An overview of malware‑signing‑as‑a‑service | Image: Microsoft
Microsoft’s Digital Crimes Unit (DCU) has delivered a massive blow to the cybercrime underground. In May 2026, alongside cybersecurity partner Resecurity, Microsoft disrupted “Fox Tempest,” a prominent player in the global malware supply chain.
The Business of Fraudulent Trust
Fox Tempest did not hack networks directly. Instead, the group carved out a lucrative niche by offering malware-signing-as-a-service (MSaaS) to other high-profile cybercriminals.
According to the Microsoft Threat Intelligence report:
“The threat actor abuses Microsoft Artifact Signing to generate short-lived, fraudulent code-signing certificates to appear legitimately signed, allowing malware to evade security controls.”
By abusing this infrastructure, the group generated digital certificates that remained valid for 72 hours. This narrow window allowed malicious payloads to masquerade as trusted everyday tools like Microsoft Teams, AnyDesk, and PuTTY. To bypass strict industry security verification, Fox Tempest likely relied on stolen identities from the United States and Canada to register hundreds of fraudulent Azure tenants and generate thousands of fake certificates.
A Premium Pricing Model
This operation ran like a legitimate enterprise, managing customer relations and processing high-value financial transactions. The group advertised its capabilities under the Telegram handle “EV Certs for Sale by SamCodeSign”. Customers filled out an English and Russian Google Form to select a tier package. These premium plans ranged from $5,000 to $9,000 USD, with higher-paying clients receiving priority access in the processing queue.
In February 2026, the group upgraded its infrastructure to streamline operations. They began providing buyers with pre-configured virtual machines (VMs) hosted on Cloudzy’s virtual private servers. This shift allowed buyers to upload malware files directly into Fox Tempest-controlled environments to receive signed binaries automatically.
Fueling the Ransomware Ecosystem
The downstream damage from this single service is staggering. Microsoft observed multiple aggressive threat actors leveraging Fox Tempest’s signed files to launch active network intrusions.
The report notes the wide reach of the operation:
“Microsoft Threat Intelligence observed Fox Tempest’s operations enabling the deployment of Rhysida ransomware by threat actors such as Vanilla Tempest, as well as the distribution of other malware families including Oyster, Lumma Stealer, and Vidar.”
For example, an actor known as Vanilla Tempest used the service to sign trojanized Microsoft Teams installers.
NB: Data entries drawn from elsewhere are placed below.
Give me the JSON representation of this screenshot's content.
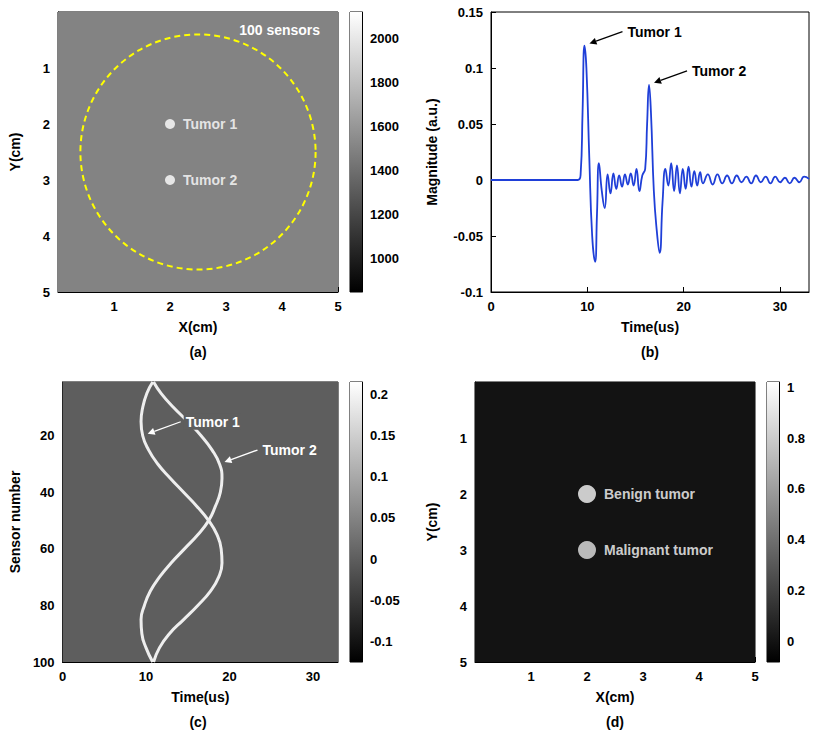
{
  "chart_data": [
    {
      "type": "image",
      "caption": "(a)",
      "xlabel": "X(cm)",
      "ylabel": "Y(cm)",
      "xlim": [
        0,
        5
      ],
      "ylim": [
        0,
        5
      ],
      "xticks": [
        1,
        2,
        3,
        4,
        5
      ],
      "yticks": [
        1,
        2,
        3,
        4,
        5
      ],
      "background_value": 1500,
      "colorbar": {
        "range": [
          850,
          2120
        ],
        "ticks": [
          1000,
          1200,
          1400,
          1600,
          1800,
          2000
        ]
      },
      "ring": {
        "center": [
          2.5,
          2.5
        ],
        "radius": 2.1,
        "label": "100 sensors",
        "color": "#ffff00",
        "line_style": "dashed"
      },
      "points": [
        {
          "name": "Tumor 1",
          "x": 2,
          "y": 2,
          "color": "#ffffff"
        },
        {
          "name": "Tumor 2",
          "x": 2,
          "y": 3,
          "color": "#ffffff"
        }
      ]
    },
    {
      "type": "line",
      "caption": "(b)",
      "xlabel": "Time(us)",
      "ylabel": "Magnitude (a.u.)",
      "xlim": [
        0,
        33
      ],
      "ylim": [
        -0.1,
        0.15
      ],
      "xticks": [
        0,
        10,
        20,
        30
      ],
      "yticks": [
        -0.1,
        -0.05,
        0,
        0.05,
        0.1,
        0.15
      ],
      "color": "#1f3fd8",
      "x": [
        0,
        9,
        9.3,
        9.5,
        9.7,
        9.9,
        10.2,
        10.5,
        10.8,
        11.0,
        11.2,
        11.5,
        11.8,
        12.1,
        12.4,
        12.7,
        13.0,
        13.3,
        13.6,
        13.9,
        14.2,
        14.5,
        14.8,
        15.1,
        15.4,
        15.7,
        16.0,
        16.2,
        16.4,
        16.6,
        16.9,
        17.2,
        17.5,
        17.8,
        18.1,
        18.4,
        18.7,
        19.0,
        19.3,
        19.6,
        19.9,
        20.2,
        20.5,
        20.8,
        21.1,
        21.4,
        21.7,
        22.0,
        22.5,
        23,
        23.5,
        24,
        24.5,
        25,
        25.5,
        26,
        26.5,
        27,
        27.5,
        28,
        28.5,
        29,
        29.5,
        30,
        30.5,
        31,
        31.5,
        32,
        32.5,
        33
      ],
      "values": [
        0,
        0,
        0.005,
        0.06,
        0.12,
        0.1,
        0.02,
        -0.05,
        -0.073,
        -0.03,
        0.015,
        -0.01,
        -0.025,
        0.005,
        -0.012,
        0.006,
        -0.008,
        0.004,
        -0.006,
        0.005,
        -0.004,
        0.006,
        -0.005,
        0.01,
        -0.01,
        0.004,
        0.01,
        0.05,
        0.085,
        0.06,
        -0.01,
        -0.045,
        -0.065,
        -0.02,
        0.01,
        -0.005,
        0.015,
        -0.01,
        0.013,
        -0.012,
        0.01,
        -0.008,
        0.012,
        -0.006,
        0.008,
        -0.005,
        0.007,
        -0.003,
        0.005,
        -0.004,
        0.005,
        -0.003,
        0.004,
        -0.003,
        0.004,
        -0.002,
        0.003,
        -0.003,
        0.004,
        -0.002,
        0.003,
        -0.003,
        0.003,
        -0.002,
        0.002,
        -0.003,
        0.002,
        -0.002,
        0.003,
        0.001
      ],
      "annotations": [
        {
          "text": "Tumor 1",
          "x": 9.7,
          "y": 0.12
        },
        {
          "text": "Tumor 2",
          "x": 16.4,
          "y": 0.085
        }
      ]
    },
    {
      "type": "image",
      "caption": "(c)",
      "xlabel": "Time(us)",
      "ylabel": "Sensor number",
      "xlim": [
        0,
        33
      ],
      "ylim": [
        1,
        100
      ],
      "xticks": [
        0,
        10,
        20,
        30
      ],
      "yticks": [
        20,
        40,
        60,
        80,
        100
      ],
      "background_value": 0,
      "colorbar": {
        "range": [
          -0.125,
          0.215
        ],
        "ticks": [
          -0.1,
          -0.05,
          0,
          0.05,
          0.1,
          0.15,
          0.2
        ]
      },
      "series": [
        {
          "color": "#eeeeee",
          "x": [
            10.8,
            10.1,
            9.6,
            9.4,
            9.6,
            10.3,
            11.4,
            12.9,
            14.5,
            16.1,
            17.5,
            18.5,
            19,
            19.1,
            18.7,
            17.7,
            16.2,
            14.5,
            12.8,
            11.6,
            10.9
          ],
          "values": [
            1,
            5,
            10,
            15,
            20,
            25,
            30,
            35,
            40,
            45,
            50,
            55,
            60,
            65,
            70,
            75,
            80,
            85,
            90,
            95,
            100
          ]
        },
        {
          "color": "#eeeeee",
          "x": [
            10.9,
            11.8,
            13.3,
            15,
            16.6,
            17.9,
            18.8,
            19.1,
            18.9,
            18.3,
            17.5,
            16.2,
            14.6,
            13,
            11.6,
            10.5,
            9.8,
            9.4,
            9.5,
            10,
            10.8
          ],
          "values": [
            1,
            5,
            10,
            15,
            20,
            25,
            30,
            35,
            40,
            45,
            50,
            55,
            60,
            65,
            70,
            75,
            80,
            85,
            90,
            95,
            100
          ]
        }
      ],
      "annotations": [
        {
          "text": "Tumor 1",
          "x": 9.6,
          "y": 20
        },
        {
          "text": "Tumor 2",
          "x": 18.8,
          "y": 30
        }
      ]
    },
    {
      "type": "image",
      "caption": "(d)",
      "xlabel": "X(cm)",
      "ylabel": "Y(cm)",
      "xlim": [
        0,
        5
      ],
      "ylim": [
        0,
        5
      ],
      "xticks": [
        1,
        2,
        3,
        4,
        5
      ],
      "yticks": [
        1,
        2,
        3,
        4,
        5
      ],
      "background_value": 0,
      "colorbar": {
        "range": [
          -0.08,
          1.02
        ],
        "ticks": [
          0,
          0.2,
          0.4,
          0.6,
          0.8,
          1
        ]
      },
      "points": [
        {
          "name": "Benign tumor",
          "x": 2,
          "y": 2,
          "value": 1
        },
        {
          "name": "Malignant tumor",
          "x": 2,
          "y": 3,
          "value": 0.9
        }
      ]
    }
  ]
}
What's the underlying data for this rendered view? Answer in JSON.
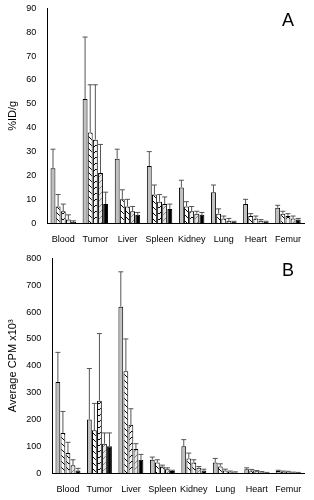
{
  "chart_data": [
    {
      "type": "bar",
      "title": "A",
      "y_label": "%ID/g",
      "categories": [
        "Blood",
        "Tumor",
        "Liver",
        "Spleen",
        "Kidney",
        "Lung",
        "Heart",
        "Femur"
      ],
      "series": [
        {
          "color": "#c0c0c0",
          "values": [
            23,
            52,
            27,
            24,
            15,
            13,
            8,
            6.5
          ],
          "errors": [
            8,
            26,
            4,
            6,
            3,
            3,
            2,
            1
          ]
        },
        {
          "color": "#ffffff",
          "values": [
            7,
            38,
            10,
            12,
            7,
            4,
            3,
            4
          ],
          "errors": [
            5,
            20,
            4,
            4,
            2,
            2,
            1,
            1
          ]
        },
        {
          "color": "#f2f2f2",
          "values": [
            5,
            35,
            7,
            9,
            5,
            2,
            2,
            3
          ],
          "errors": [
            3,
            23,
            3,
            3,
            2,
            1,
            1,
            1
          ]
        },
        {
          "color": "#e6e6e6",
          "values": [
            1.5,
            21,
            5,
            8,
            4,
            1,
            1,
            2
          ],
          "errors": [
            2,
            12,
            2,
            3,
            1,
            1,
            0.5,
            1
          ]
        },
        {
          "color": "#000000",
          "values": [
            0.5,
            8,
            3.5,
            6,
            3.5,
            0.5,
            0.5,
            1.5
          ],
          "errors": [
            0.5,
            5,
            1,
            2,
            1,
            0.3,
            0.3,
            0.5
          ]
        }
      ],
      "ylim": [
        0,
        90
      ],
      "yticks": [
        0,
        10,
        20,
        30,
        40,
        50,
        60,
        70,
        80,
        90
      ],
      "grid": false
    },
    {
      "type": "bar",
      "title": "B",
      "y_label": "Average CPM x10³",
      "categories": [
        "Blood",
        "Tumor",
        "Liver",
        "Spleen",
        "Kidney",
        "Lung",
        "Heart",
        "Femur"
      ],
      "series": [
        {
          "color": "#c0c0c0",
          "values": [
            340,
            200,
            620,
            50,
            100,
            40,
            15,
            8
          ],
          "errors": [
            110,
            190,
            130,
            10,
            25,
            15,
            5,
            3
          ]
        },
        {
          "color": "#ffffff",
          "values": [
            150,
            160,
            380,
            40,
            55,
            25,
            10,
            6
          ],
          "errors": [
            80,
            100,
            120,
            10,
            20,
            10,
            4,
            2
          ]
        },
        {
          "color": "#f2f2f2",
          "values": [
            75,
            270,
            180,
            25,
            40,
            10,
            7,
            5
          ],
          "errors": [
            40,
            250,
            60,
            5,
            10,
            5,
            3,
            2
          ]
        },
        {
          "color": "#e6e6e6",
          "values": [
            30,
            110,
            90,
            15,
            20,
            5,
            4,
            3
          ],
          "errors": [
            20,
            40,
            20,
            5,
            5,
            3,
            2,
            1
          ]
        },
        {
          "color": "#000000",
          "values": [
            10,
            100,
            50,
            8,
            10,
            3,
            2,
            2
          ],
          "errors": [
            8,
            50,
            20,
            3,
            5,
            2,
            1,
            1
          ]
        }
      ],
      "ylim": [
        0,
        800
      ],
      "yticks": [
        0,
        100,
        200,
        300,
        400,
        500,
        600,
        700,
        800
      ],
      "grid": false
    }
  ]
}
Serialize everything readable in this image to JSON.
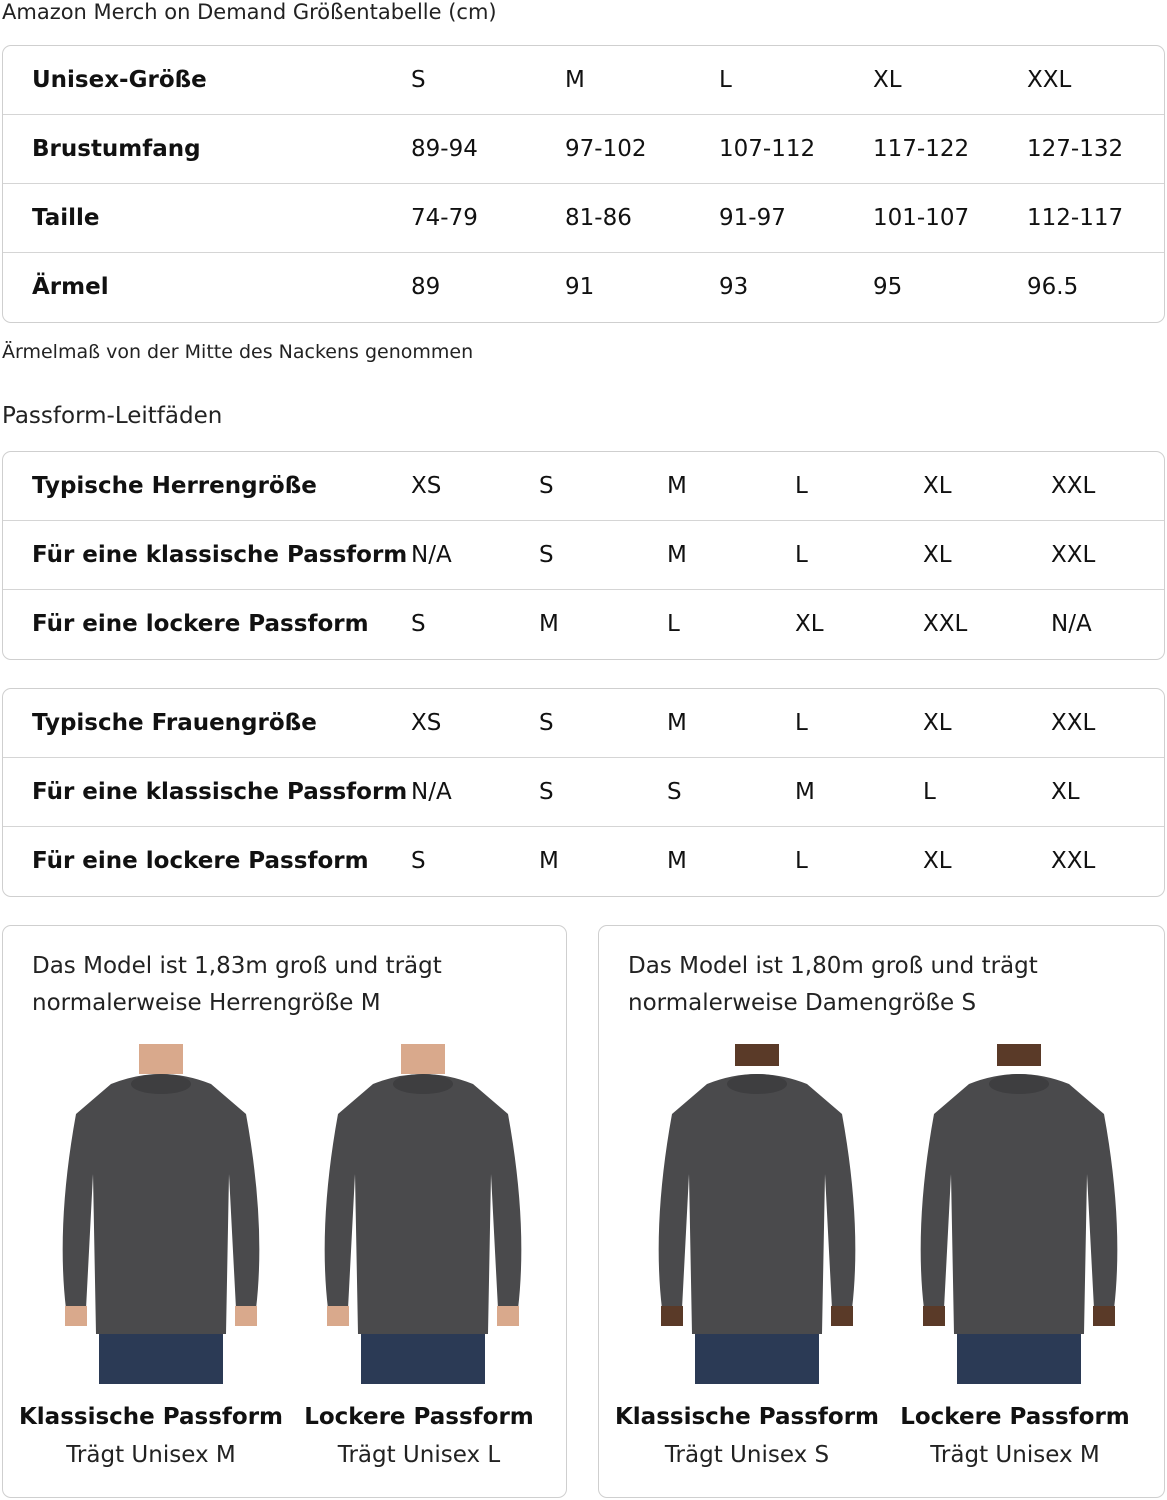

They then distributed these malicious files via legitimate paid search ads and search engine optimization (SEO) poisoning. Unsuspecting users downloaded a fake installer, which quietly deployed the Oyster backdoor to grant initial access to corporate networks.
From there, attackers dropped devastating ransomware payloads. This pipeline fueled attacks across global healthcare, education, and financial sectors.
Fortunately, Microsoft’s intervention has revoked over one thousand fraudulent certificates and knocked out the core infrastructure. For system administrators and CISOs, this takedown removes a critical pillar that threat actors rely on to sneak past endpoint defenses.